Чуть ниже школы, на широких перилах лестницы, сидел темноволосый мальчик в рубашке очень звонкого голубого цвета. Он поставил на парапет коричневую, в белых косых царапинах ногу и рассматривал брезентовый полуботинок с оторванной подошвой.
«Четвероклассник, – мельком отметил я. – Или нет, скорее, из пятого». На рукаве у мальчишки алела звездочка октябрятского вожатого. Четвероклассников по молодости лет обычно не назначают на такие посты.
А подошву бедняга оторвал здорово, до каблука…
Неловко проходить мимо, если у человека беда. Я остановился и сказал полувопросительно:
– Авария…
Он поднял голову. Я ожидал, что под низко подстриженным чубчиком блеснут глаза сердитые и темные, как смородина. А у него были серые улыбчивые глаза. И улыбка была славная – чуть виноватая и в то же время немного озорная.
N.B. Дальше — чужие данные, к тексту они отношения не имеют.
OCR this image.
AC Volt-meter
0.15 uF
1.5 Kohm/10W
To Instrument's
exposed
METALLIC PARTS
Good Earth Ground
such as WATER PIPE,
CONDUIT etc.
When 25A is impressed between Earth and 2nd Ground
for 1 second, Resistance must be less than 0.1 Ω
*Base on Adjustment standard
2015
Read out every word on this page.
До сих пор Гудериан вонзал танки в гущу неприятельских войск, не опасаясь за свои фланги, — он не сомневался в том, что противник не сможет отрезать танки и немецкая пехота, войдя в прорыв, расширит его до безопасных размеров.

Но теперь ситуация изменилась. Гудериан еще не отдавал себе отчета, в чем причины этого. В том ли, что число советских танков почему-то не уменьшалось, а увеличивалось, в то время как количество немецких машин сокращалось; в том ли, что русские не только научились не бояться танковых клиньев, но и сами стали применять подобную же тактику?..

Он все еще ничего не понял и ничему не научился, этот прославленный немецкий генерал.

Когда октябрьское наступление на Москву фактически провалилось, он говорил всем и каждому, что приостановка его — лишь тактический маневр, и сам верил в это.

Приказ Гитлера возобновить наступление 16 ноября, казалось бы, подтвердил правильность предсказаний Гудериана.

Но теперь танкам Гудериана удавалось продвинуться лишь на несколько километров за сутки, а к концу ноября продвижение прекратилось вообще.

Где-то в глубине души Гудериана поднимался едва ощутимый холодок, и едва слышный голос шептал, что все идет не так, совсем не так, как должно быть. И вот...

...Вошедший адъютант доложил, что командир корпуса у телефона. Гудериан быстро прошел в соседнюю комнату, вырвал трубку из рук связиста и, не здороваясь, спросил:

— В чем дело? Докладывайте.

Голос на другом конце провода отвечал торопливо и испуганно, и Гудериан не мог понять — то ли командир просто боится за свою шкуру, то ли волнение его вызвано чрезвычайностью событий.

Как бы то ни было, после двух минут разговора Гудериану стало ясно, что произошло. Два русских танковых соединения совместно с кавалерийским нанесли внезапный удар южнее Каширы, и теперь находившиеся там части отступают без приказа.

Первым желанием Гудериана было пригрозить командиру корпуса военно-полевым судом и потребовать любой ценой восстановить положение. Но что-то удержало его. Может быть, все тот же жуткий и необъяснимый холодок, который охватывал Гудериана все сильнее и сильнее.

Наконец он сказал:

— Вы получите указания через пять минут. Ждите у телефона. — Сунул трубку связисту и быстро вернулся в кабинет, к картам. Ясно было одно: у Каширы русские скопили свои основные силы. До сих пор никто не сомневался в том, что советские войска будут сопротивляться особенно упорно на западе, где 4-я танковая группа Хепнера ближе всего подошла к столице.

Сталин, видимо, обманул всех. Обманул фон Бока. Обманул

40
– Вот, смотрите, – сказал он мне, как знакомому. – Что теперь с ней делать? – и покачал ногой. Подошва зашлепала по башмаку, и это было похоже на злорадные аплодисменты.
– Здорово ты ее рванул. Где это так? Он сказал с веселой досадой:
– Да… с мальчиками банку гонял.
– Что же эти мальчики тебя бросили? Банку гоняли вместе, а теперь…
Он проговорил с неохотой;
– Ну что они могут… Маленькие еще.
– А-а, – сказал я, снова взглянув на звездочку. Мальчик еще раз тряхнул пострадавшим башмаком и весело сказал:
– Ладно, как-нибудь дохромаю до дома…
Я вспомнил, как дождливым осенним днем в сорок шестом году отодрал на улице подошву старого кирзового сапога и сказал почти такие слова. А Лешка Шалимов – мой сосед и старший приятель – умело обмотал сапог куском провода.
Сейчас провода под рукой не было, но в кармане у меня лежал моток лейкопластыря (перед отъездом я заклеивал им пакет с фотокассетами).
– Ну-ка, сними ботинок.
Он послушно сдернул башмак, не развязав шнурка. Я сел и начал прибинтовывать подошву.
Мальчик сидел рядом и немного смущенно вздыхал.
Двое ребят остановились над нами.
– Ой, Ленька на приколе! – весело заметил один, – Ремонтируетесь?
Ленька еще раз вздохнул.
– А где твои мальки? – не отставал товарищ.
– Ну, тебе-то что?.. Прогнал уроки учить.
– Зря вы ему чините, – заметил второй. – Все равно его салажата ему опять подошвы оторвут. Вместе с пятками.
– Шагайте вы… – сдержанно попросил Ленька.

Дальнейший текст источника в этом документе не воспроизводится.